Operators: Custom controllers that automate application management (database operators, message queue operators).
Kubernetes Patterns
Sidecar: Helper container in the same Pod (logging, monitoring, proxy — Envoy in Istio).
Init container: Run before main containers. Database migrations, config setup.
Ambassador: Proxy container handling external communication.
Container Security
Defense in Depth
- Minimal base images: Alpine, distroless, scratch — fewer packages = fewer vulnerabilities.
- Non-root user: Run as non-root inside the container.
- Read-only root filesystem: Prevent writes to the image layer.
- Drop capabilities: Remove unnecessary Linux capabilities (NET_RAW, SYS_ADMIN).
- Seccomp profiles: Restrict syscalls.
- AppArmor / SELinux: MAC policies for containers.
- Network policies: Restrict pod-to-pod communication in Kubernetes.
- Image scanning: Scan images for known vulnerabilities (Trivy, Snyk, Grype).
Container Isolation Limits
Containers share the host kernel. A kernel vulnerability can escape the container.
Stronger isolation: gVisor (user-space kernel), Kata Containers (lightweight VMs with container API), Firecracker (micro-VMs used by AWS Lambda).
Applications in CS
- Microservices: Each service in its own container. Independent deployment, scaling, updates.
- CI/CD: Build and test in containers (reproducible environments). GitHub Actions, GitLab CI.
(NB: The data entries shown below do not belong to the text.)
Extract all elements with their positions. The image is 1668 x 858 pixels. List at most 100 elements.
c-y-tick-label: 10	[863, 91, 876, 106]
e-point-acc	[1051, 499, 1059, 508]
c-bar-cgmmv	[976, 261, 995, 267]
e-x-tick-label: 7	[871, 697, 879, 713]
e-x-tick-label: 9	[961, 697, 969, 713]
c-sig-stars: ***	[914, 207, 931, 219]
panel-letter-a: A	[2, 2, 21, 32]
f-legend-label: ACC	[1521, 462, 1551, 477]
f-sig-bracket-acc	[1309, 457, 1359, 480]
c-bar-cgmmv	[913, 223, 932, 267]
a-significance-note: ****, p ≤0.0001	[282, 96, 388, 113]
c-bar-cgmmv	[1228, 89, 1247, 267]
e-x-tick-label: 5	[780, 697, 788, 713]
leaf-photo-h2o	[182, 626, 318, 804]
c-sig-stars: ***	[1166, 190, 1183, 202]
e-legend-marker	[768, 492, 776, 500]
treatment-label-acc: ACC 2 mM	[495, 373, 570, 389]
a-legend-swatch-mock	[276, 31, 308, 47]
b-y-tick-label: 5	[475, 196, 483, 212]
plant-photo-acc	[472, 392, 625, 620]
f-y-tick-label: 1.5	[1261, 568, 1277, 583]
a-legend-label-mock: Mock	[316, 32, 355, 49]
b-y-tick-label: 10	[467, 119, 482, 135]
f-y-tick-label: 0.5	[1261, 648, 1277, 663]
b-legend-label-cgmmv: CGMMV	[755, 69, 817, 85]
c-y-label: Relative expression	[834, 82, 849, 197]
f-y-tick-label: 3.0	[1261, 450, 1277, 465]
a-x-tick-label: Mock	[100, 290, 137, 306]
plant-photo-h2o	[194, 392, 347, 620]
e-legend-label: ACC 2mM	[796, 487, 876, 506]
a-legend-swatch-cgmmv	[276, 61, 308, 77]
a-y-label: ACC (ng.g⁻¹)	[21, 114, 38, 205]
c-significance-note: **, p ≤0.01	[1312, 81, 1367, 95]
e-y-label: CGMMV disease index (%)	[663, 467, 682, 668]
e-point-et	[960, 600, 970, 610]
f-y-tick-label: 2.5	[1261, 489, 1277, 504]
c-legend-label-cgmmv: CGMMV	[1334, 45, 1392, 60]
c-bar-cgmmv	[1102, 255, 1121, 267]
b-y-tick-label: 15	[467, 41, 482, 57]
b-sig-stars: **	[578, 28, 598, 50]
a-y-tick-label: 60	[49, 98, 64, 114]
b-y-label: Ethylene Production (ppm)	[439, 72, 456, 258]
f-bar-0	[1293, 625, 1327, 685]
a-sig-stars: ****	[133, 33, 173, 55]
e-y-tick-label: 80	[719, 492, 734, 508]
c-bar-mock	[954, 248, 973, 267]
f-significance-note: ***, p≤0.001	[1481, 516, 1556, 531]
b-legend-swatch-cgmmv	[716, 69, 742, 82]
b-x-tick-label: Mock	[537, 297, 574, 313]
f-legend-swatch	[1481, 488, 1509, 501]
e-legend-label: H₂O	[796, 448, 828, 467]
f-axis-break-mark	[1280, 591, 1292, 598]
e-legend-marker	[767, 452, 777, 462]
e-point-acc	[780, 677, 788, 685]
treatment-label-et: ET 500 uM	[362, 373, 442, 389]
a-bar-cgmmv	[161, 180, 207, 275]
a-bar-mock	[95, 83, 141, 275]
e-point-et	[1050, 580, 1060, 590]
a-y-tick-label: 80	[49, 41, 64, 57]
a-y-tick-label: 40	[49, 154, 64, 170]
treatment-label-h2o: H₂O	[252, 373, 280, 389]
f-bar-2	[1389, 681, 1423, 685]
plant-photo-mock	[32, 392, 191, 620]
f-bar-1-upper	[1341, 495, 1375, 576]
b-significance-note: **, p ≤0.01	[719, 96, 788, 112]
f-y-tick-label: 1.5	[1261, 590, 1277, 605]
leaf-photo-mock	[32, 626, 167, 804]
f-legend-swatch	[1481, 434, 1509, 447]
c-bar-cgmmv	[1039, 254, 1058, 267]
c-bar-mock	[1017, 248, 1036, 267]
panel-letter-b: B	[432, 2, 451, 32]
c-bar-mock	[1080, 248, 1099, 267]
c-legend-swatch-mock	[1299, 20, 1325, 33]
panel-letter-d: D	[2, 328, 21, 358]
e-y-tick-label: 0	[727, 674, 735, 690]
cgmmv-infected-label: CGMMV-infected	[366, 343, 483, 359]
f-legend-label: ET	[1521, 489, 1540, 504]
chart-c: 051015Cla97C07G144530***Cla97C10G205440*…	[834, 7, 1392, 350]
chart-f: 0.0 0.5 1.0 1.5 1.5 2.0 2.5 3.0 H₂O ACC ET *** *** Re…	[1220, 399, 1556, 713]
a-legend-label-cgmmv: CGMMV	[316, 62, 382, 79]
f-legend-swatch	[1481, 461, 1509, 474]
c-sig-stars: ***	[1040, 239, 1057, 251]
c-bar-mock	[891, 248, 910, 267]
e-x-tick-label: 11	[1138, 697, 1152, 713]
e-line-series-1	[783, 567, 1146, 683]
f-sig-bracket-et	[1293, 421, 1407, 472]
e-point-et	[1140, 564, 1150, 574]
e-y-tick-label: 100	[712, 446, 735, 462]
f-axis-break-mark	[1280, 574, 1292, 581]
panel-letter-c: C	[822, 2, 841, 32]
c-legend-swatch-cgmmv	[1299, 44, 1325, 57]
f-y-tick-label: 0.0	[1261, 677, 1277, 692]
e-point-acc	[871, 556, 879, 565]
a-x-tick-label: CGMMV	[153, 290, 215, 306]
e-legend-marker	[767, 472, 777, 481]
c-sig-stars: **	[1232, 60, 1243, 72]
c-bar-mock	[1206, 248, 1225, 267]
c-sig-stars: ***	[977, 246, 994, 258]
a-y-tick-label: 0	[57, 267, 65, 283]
- Development: Docker Compose for local multi-service development. "Works on my machine" → "Works in this container."
- Cloud-native: Kubernetes orchestrates containers at scale. Auto-scaling, self-healing, rolling updates.
- Edge computing: Lightweight containers on IoT devices and edge servers.
- ML/AI: Containerized training and inference. GPU support (NVIDIA Container Toolkit). Reproducible experiments.
- Serverless: AWS Lambda uses Firecracker (container-like micro-VMs). Cloud Run runs containers on demand.